The effort to safeguard Long Island’s groundwater proceeds on many fronts. Lots of talk, action and money have been devoted to protecting the region’s sole-source aquifer. But there always is more to do.
One step that must be taken involves state legislation passed this session by both the Senate and Assembly that provides much-needed regulation of large-scale mulch and composting operations. These facilities have been shown to leach contaminants into groundwater, most notably by a state probe of an operation on Horseblock Road in Yaphank. Testing done several years ago at the site and the area nearby revealed levels of manganese, ammonia and thallium, as well as gross alpha and gross beta — in other words, radioactivity — that exceeded drinking-water standards. Samples at other sites showed similar results.

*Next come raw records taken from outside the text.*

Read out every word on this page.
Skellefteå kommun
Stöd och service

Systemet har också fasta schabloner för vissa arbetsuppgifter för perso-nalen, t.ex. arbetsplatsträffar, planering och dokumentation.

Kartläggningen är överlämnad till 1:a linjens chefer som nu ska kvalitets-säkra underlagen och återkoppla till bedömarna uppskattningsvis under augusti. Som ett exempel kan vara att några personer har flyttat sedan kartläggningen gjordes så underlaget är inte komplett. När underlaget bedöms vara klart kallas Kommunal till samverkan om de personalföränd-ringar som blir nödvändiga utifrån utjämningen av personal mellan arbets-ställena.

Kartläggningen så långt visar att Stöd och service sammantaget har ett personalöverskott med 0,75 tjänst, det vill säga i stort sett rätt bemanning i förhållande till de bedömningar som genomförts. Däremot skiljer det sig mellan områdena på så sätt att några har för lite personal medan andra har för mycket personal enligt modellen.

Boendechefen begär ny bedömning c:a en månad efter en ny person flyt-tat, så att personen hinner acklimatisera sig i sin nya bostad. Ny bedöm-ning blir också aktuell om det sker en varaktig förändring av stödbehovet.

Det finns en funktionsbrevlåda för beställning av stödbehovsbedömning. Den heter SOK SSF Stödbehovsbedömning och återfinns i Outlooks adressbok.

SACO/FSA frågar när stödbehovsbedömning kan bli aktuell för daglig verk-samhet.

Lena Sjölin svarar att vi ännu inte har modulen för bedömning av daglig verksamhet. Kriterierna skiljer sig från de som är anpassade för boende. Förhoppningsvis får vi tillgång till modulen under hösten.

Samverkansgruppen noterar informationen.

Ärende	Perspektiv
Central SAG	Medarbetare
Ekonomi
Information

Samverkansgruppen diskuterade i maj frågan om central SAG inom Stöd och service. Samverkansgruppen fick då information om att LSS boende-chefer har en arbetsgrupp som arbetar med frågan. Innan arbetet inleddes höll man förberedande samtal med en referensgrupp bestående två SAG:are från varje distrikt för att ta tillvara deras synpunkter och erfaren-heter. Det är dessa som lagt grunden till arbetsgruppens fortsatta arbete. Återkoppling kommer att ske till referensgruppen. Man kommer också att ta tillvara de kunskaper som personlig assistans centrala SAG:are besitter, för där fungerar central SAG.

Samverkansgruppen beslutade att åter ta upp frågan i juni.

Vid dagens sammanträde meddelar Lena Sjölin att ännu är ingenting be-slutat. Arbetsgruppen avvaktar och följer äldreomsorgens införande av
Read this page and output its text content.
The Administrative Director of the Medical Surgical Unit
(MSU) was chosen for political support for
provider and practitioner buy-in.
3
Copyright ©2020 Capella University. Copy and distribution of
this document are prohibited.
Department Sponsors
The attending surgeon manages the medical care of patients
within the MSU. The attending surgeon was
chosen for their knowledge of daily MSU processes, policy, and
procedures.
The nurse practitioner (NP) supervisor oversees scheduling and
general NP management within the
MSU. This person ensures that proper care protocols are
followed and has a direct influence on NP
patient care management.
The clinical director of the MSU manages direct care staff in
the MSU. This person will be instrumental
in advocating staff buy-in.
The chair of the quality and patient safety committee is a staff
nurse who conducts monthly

In 2015, Gov. Andrew M. Cuomo vetoed legislation much like the current bill, saying the state Department of Environmental Conservation should include such measures in its revision of regulations for solid waste. The DEC’s draft update indeed is better than the existing rules, but the bill is even tougher. Sponsored by Assemb. Steve Englebright (D-Setauket) and Sen. Ken LaValle (R-Port Jefferson), it explicitly requires the use of impermeable liners and testing for water quality around these facilities, as well as the suppression of odor and dust.
This time, Cuomo should sign the legislation.